XI. CAN A HOMESCHOOLER GO TO COLLEGE?
Many homeschoolers are accepted into colleges, and many colleges actively recruit homeschoolers. Some homeschoolers get a head start on college coursework by enrolling in community college classes as a concurrent student while still in high school. Contact the colleges that interest you to ask their admission requirements. Testing such as PSATs, SATs and AP exams along with the CHSPE can be accessed from the collegeboard.com web site. That same web site also offers many resources for college bound students including information on how to apply for Federal Student Aid and CalGrants and how to search for scholarships. Some colleges that have accepted homeschool students are listed on the Learning In Freedom web site.
XII. CAN A HOMESCHOOLER PARTICIPATE IN PUBLIC SCHOOL ACTIVITIES OR SPORTS?

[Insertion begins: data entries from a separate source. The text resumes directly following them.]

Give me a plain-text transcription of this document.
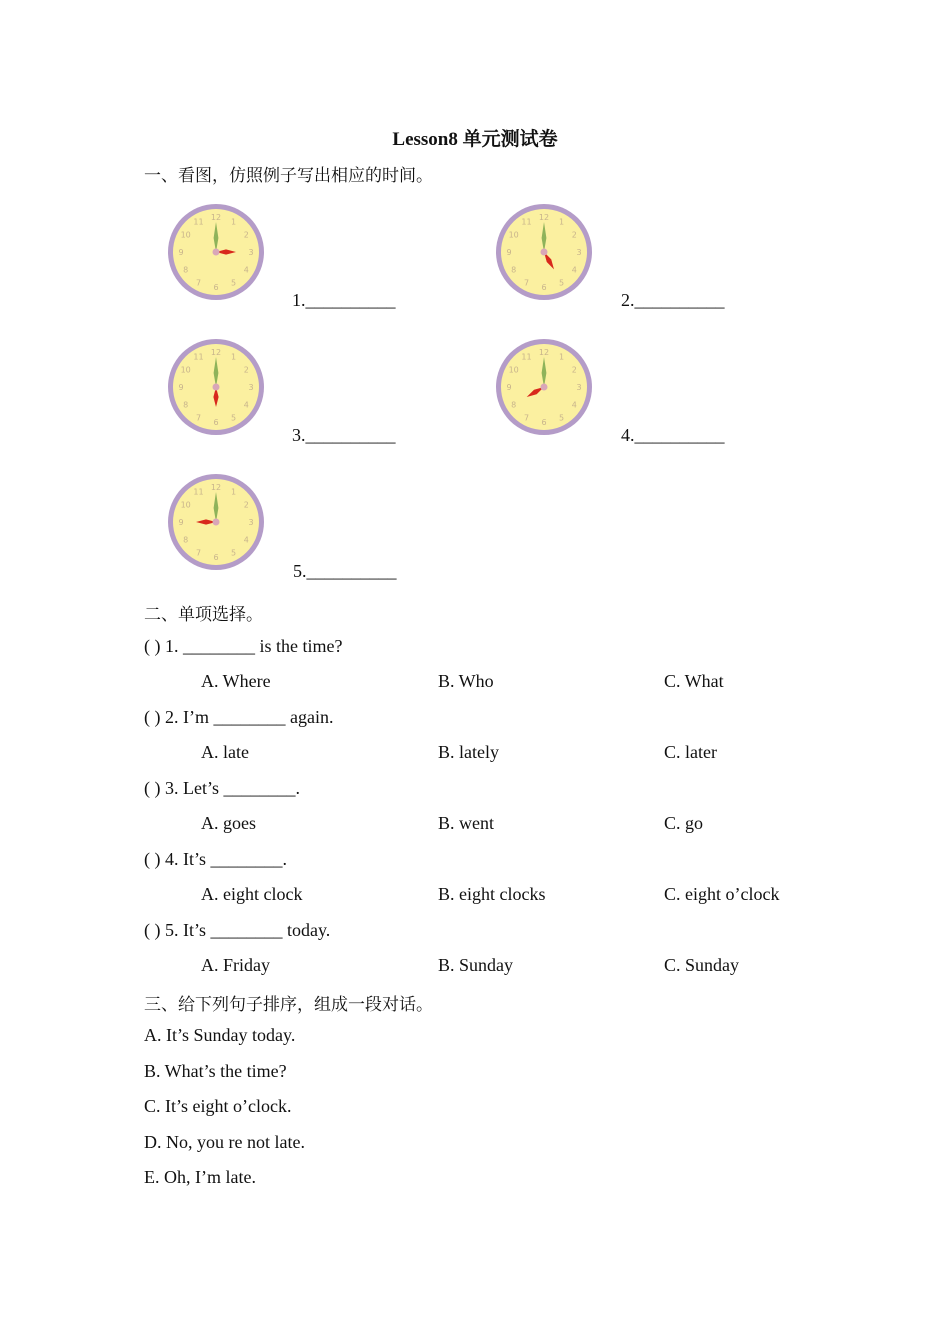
Lesson8 单元测试卷
一、看图，仿照例子写出相应的时间。
1
2
3
4
5
6
7
8
9
10
11
12
1.__________
1
2
3
4
5
6
7
8
9
10
11
12
2.__________
1
2
3
4
5
6
7
8
9
10
11
12
3.__________
1
2
3
4
5
6
7
8
9
10
11
12
4.__________
1
2
3
4
5
6
7
8
9
10
11
12
5.__________
二、单项选择。
( ) 1. ________ is the time?
A. Where	B. Who	C. What
( ) 2. I’m ________ again.
A. late	B. lately	C. later
( ) 3. Let’s ________.
A. goes	B. went	C. go
( ) 4. It’s ________.
A. eight clock	B. eight clocks	C. eight o’clock
( ) 5. It’s ________ today.
A. Friday	B. Sunday	C. Sunday
三、给下列句子排序，组成一段对话。
A. It’s Sunday today.
B. What’s the time?
C. It’s eight o’clock.
D. No, you re not late.
E. Oh, I’m late.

Public schools are not required to allow homeschoolers to enroll part time or participate in extracurricular activities such as band or clubs. Public school sports are governed by the CIF, which specifically excludes homeschoolers from participating -see section 305 of their Constitution. Homeschoolers sometimes get together to create their own extracurricular activities and sometimes enroll in courses and participate in activities such as band, theater and clubs through their local community college. Sports opportunities can sometimes be found through club sports or through private school teams.

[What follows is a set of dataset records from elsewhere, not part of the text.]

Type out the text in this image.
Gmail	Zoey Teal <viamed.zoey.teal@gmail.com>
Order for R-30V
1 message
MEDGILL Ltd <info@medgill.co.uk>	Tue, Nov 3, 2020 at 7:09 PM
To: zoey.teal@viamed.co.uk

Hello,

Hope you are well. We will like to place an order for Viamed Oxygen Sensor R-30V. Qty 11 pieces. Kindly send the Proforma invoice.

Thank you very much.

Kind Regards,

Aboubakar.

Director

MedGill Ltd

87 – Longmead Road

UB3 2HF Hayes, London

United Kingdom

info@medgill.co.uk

XIII. CAN A HOMESCHOOLER GET A WORK PERMIT?
There are two basic types of work permits in California, one is specific to the entertainment industry. The Entertainment Work Permit is issued through the Department of Labor Standards. For further information, visit their website. The application can be filed online.
For non-entertainment jobs, you will need a regular work permit. The CDE web site maintains an extensive list of questions and answers.

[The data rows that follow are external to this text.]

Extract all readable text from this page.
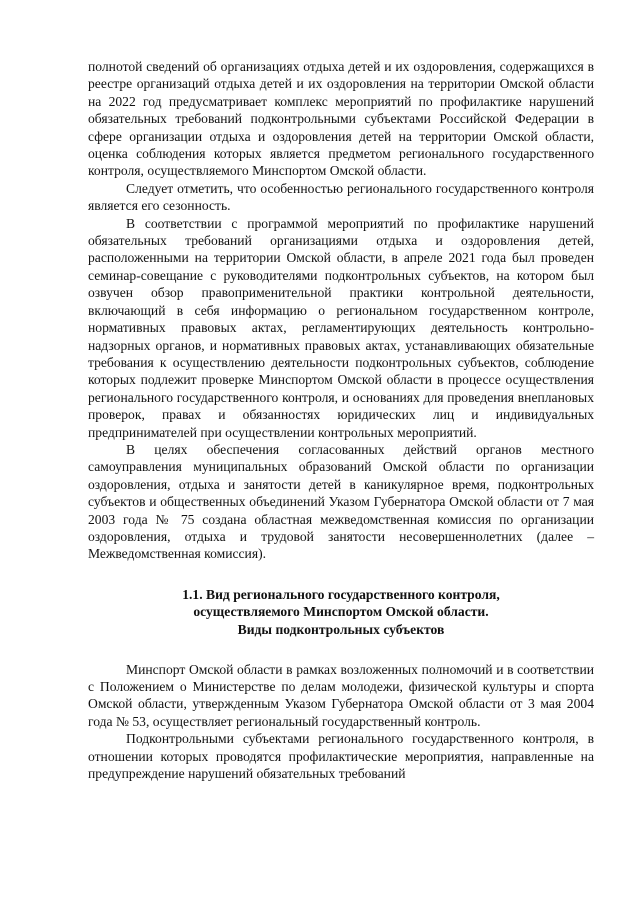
полнотой сведений об организациях отдыха детей и их оздоровления, содержащихся в реестре организаций отдыха детей и их оздоровления на территории Омской области на 2022 год предусматривает комплекс мероприятий по профилактике нарушений обязательных требований подконтрольными субъектами Российской Федерации в сфере организации отдыха и оздоровления детей на территории Омской области, оценка соблюдения которых является предметом регионального государственного контроля, осуществляемого Минспортом Омской области.

Следует отметить, что особенностью регионального государственного контроля является его сезонность.

В соответствии с программой мероприятий по профилактике нарушений обязательных требований организациями отдыха и оздоровления детей, расположенными на территории Омской области, в апреле 2021 года был проведен семинар-совещание с руководителями подконтрольных субъектов, на котором был озвучен обзор правоприменительной практики контрольной деятельности, включающий в себя информацию о региональном государственном контроле, нормативных правовых актах, регламентирующих деятельность контрольно-надзорных органов, и нормативных правовых актах, устанавливающих обязательные требования к осуществлению деятельности подконтрольных субъектов, соблюдение которых подлежит проверке Минспортом Омской области в процессе осуществления регионального государственного контроля, и основаниях для проведения внеплановых проверок, правах и обязанностях юридических лиц и индивидуальных предпринимателей при осуществлении контрольных мероприятий.

В целях обеспечения согласованных действий органов местного самоуправления муниципальных образований Омской области по организации оздоровления, отдыха и занятости детей в каникулярное время, подконтрольных субъектов и общественных объединений Указом Губернатора Омской области от 7 мая 2003 года № 75 создана областная межведомственная комиссия по организации оздоровления, отдыха и трудовой занятости несовершеннолетних (далее – Межведомственная комиссия).

1.1. Вид регионального государственного контроля,
осуществляемого Минспортом Омской области.
Виды подконтрольных субъектов

Минспорт Омской области в рамках возложенных полномочий и в соответствии с Положением о Министерстве по делам молодежи, физической культуры и спорта Омской области, утвержденным Указом Губернатора Омской области от 3 мая 2004 года № 53, осуществляет региональный государственный контроль.

Подконтрольными субъектами регионального государственного контроля, в отношении которых проводятся профилактические мероприятия, направленные на предупреждение нарушений обязательных требований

If your student is enrolled in a public school independent study program or private school satellite program, you must go through your school, your local public school or your district superintendent to get the permit.
If your student is enrolled in a home-based private school, you may obtain the permit from your local public school or district superintendent or your school may issue it. In order to issue a work permit from a home-based private school, you must have an administrator who is not the parent and who self-certifies that they have read and understand the laws governing work permits. Request a copy of the California Work Permit Handbook via email here email@example.com. A friend or relative can serve as your administrator. A copy of each of the three forms must then be submitted to the superintendent of your public school district. The form for self-certification, the request form for a work permit (B1-1) and the work permit form itself (B1-4) can all be downloaded from the CDE web site. To find them, enter "self certification", "B1-1" or "B1-4" in the search box. These forms are MS Word documents. The forms are also available in the back of the California Work Permit Handbook.